Nombre de ses pairs ne lui ont jamais pardonné cette gloire médiatique et ce « jeu perso », qui avait mis Paris et l'ONU devant le fait accompli. A l'unisson, les diplomates du Quai d'Orsay ne se privent pas d'ironiser sur les naïvetés politiques de l'ancien patron de la Forpronu. Il les assume.

« Pour un militaire, ce qui est blanc est blanc, ce qui est noir est noir ; pour le politique tout doit être gris, tout ne doit être qu'adaptation aux situations pour la poursuite du bien commun », écrit Philippe Morillon dans un livre récent, Paroles de soldat (Balland), des lettres à un futur jeune officier sur les servitudes et grandeurs du métier des armes. Avant tout, l'officier est un serviteur de la nation. « Après le putsch d'Alger, l'institution militaire a été bien inspirée de modifier le règlement faisant obligation de désobéir à tout ordre contraire à la loi. »

Ecœuré après l'Algérie et un peu suspect, Philippe Morillon décide d'abandonner les unités combattantes pour la technologie, passant des diplômes à Supelec. Il travaille à la Délégation générale de l'armement, puis commande des régiments de chars en Allemagne, près de la frontière tchèque, non sans quelquefois inquiéter ses supérieurs. Il propose ainsi, en cas d'attaque des forces du pacte de Varsovie, de foncer directement sur Prague pour y déclencher la révolution plutôt que de rester terré en défensive.

Né trop tard, Philippe Morillon garde la nostalgie de la coloniale, de l'aventure et du paternalisme civilisateur des officiers des Affaires indigènes comme l'était son père. « J'ai été frappé en retournant au Maroc du respect qui restait toujours, un demi-siècle plus tard, pour ces officiers à la Lyautey », affirme-t-il.
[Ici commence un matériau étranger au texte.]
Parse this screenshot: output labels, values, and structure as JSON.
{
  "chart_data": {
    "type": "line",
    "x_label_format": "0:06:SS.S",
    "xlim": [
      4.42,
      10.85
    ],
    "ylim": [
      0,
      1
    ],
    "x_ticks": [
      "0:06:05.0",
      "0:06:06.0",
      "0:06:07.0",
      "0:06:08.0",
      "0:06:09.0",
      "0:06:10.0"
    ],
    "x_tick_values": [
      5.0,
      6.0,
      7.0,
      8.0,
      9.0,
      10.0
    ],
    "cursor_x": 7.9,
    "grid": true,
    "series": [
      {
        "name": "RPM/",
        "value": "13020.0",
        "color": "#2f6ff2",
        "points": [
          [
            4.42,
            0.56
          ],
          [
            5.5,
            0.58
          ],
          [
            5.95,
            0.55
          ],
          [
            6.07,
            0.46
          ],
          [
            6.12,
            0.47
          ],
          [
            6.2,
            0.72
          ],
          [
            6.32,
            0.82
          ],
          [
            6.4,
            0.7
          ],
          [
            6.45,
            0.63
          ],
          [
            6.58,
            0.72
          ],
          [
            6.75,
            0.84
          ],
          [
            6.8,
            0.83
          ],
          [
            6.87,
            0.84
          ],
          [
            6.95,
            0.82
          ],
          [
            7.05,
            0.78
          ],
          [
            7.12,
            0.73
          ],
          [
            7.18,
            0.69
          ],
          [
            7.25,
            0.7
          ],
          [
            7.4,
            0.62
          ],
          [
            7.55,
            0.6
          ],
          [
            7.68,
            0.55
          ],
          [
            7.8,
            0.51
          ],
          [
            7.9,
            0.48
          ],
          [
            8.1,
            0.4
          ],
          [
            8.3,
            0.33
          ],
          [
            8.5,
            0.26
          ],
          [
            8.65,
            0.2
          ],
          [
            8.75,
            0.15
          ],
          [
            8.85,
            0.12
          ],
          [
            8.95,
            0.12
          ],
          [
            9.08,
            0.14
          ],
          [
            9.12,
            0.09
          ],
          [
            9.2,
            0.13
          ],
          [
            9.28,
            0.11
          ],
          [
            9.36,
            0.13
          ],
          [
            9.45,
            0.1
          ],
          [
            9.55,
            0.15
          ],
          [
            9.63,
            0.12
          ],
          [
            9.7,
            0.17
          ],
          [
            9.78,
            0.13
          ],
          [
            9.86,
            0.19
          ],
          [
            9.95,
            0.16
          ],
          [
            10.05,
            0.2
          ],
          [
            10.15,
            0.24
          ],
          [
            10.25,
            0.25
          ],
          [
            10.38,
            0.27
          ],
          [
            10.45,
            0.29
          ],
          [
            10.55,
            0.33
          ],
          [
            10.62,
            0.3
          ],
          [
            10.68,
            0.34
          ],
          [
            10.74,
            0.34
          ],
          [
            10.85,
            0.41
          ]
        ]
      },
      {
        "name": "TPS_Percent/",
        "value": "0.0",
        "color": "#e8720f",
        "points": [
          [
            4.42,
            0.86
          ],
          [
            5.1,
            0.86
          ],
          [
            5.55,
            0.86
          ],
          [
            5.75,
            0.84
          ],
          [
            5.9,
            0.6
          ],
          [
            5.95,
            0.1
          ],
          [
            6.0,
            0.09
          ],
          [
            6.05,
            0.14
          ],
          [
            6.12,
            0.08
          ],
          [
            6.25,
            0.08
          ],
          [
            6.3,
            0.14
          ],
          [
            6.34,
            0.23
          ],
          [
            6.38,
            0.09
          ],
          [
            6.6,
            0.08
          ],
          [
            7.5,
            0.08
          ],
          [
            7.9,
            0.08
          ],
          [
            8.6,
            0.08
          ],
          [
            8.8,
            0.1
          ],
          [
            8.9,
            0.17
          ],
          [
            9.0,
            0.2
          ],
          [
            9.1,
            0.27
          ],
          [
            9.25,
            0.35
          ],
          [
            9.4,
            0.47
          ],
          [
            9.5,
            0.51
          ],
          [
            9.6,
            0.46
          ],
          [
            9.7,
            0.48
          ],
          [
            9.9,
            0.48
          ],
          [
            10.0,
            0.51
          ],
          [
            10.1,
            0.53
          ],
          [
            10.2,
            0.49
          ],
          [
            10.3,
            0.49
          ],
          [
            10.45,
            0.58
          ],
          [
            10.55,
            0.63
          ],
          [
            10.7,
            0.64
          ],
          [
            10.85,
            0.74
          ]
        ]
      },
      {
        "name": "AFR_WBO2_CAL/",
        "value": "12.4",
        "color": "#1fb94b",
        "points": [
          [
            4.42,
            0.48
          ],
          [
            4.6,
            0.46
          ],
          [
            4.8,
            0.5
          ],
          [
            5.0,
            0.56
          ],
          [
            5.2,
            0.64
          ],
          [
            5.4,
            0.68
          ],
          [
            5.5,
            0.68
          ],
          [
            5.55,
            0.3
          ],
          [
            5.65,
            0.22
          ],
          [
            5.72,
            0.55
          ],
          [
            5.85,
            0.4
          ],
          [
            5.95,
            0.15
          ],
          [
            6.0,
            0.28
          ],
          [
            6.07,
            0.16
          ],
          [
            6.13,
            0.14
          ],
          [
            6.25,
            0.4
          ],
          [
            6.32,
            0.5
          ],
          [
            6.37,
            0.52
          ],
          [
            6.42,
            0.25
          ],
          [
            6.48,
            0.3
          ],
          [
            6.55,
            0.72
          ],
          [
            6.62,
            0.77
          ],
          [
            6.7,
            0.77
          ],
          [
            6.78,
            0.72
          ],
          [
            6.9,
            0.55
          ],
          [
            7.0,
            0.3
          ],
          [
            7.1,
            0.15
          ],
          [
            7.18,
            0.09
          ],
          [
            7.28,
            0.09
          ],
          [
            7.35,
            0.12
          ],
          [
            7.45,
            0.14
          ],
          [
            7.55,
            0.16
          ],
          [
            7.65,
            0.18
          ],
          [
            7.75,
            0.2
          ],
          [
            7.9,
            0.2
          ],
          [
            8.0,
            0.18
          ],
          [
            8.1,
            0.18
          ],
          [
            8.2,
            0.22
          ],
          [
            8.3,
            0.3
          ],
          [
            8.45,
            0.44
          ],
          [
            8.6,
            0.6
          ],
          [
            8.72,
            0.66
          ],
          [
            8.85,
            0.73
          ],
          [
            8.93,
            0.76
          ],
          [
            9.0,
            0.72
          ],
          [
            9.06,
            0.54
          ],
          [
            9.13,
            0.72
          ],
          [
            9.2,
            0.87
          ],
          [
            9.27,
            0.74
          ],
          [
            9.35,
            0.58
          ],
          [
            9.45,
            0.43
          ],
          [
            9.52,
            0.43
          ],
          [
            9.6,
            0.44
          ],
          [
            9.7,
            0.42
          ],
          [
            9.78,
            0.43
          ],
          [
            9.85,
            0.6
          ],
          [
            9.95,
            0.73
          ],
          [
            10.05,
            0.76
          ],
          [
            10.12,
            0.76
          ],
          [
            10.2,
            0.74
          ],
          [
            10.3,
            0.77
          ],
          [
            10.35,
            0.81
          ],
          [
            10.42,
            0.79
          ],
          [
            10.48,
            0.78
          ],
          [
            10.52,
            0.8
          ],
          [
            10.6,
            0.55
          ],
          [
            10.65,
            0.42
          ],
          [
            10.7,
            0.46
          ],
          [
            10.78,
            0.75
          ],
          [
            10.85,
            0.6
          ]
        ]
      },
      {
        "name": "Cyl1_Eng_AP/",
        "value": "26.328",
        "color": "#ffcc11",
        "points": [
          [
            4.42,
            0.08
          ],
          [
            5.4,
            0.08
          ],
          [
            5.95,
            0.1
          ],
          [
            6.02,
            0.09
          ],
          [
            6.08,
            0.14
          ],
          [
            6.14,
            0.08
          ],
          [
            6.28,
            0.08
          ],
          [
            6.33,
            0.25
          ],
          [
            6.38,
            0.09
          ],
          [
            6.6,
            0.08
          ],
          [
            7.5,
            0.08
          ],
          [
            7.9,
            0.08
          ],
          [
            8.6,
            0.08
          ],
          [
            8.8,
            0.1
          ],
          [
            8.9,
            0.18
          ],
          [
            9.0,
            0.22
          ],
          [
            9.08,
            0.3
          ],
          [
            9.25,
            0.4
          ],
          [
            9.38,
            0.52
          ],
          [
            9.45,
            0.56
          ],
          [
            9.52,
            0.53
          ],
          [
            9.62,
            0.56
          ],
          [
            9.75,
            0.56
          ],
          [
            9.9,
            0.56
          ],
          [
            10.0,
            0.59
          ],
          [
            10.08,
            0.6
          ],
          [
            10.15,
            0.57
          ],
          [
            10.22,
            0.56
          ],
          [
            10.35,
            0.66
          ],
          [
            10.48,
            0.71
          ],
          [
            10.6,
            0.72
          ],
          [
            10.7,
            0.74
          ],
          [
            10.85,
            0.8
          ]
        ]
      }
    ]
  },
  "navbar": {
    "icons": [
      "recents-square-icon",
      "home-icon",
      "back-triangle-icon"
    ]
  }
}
Il ne cache pas tout ce qu'il doit à cet héritage: « En Bosnie tous me respectaient parce qu'ils sentaient que je les respectais. » Et il reconnaît aussi l'importance de la foi dans ses engagements. « A Srebrenica comme ici dans la communauté, je veux témoigner d'une espérance. »

En attendant le démarrage de « l'école d'évangélisation », il travaille à la préparation des Journées mondiales de la Jeunesse, à Paris en août prochain, qui chaque deux ans rassemblent à l'initiative des organisations catholiques plusieurs centaines de milliers de jeunes. Sur mandat de Matignon, il est l'interface entre l'épiscopat et les cabinets ministériels. Le héros de Srebrenica reste un symbole. « Cette image continue à me coller à la peau et sa durée me surprend », souligne-t-il. Pour lui, c'est une plaie toujours ouverte. Depuis la chute de l'enclave, il n'arrive plus à regarder les photos de ces jours de drame et d'espoir que sa femme avait méticuleusement classées dans un album.

Philippe Morillon en 5 dates



24 oct. 1935 Naissance à Casablanca.

Déc. 1956 Sous-lieutenant en Algérie.

1966 Commandant d'un régiment de char basé en Allemagne.

Sept. 1992 Commandant des forces des Nations unies en Bosnie.

4 avril 1994 Commandant de la Force d'action rapide (FAR).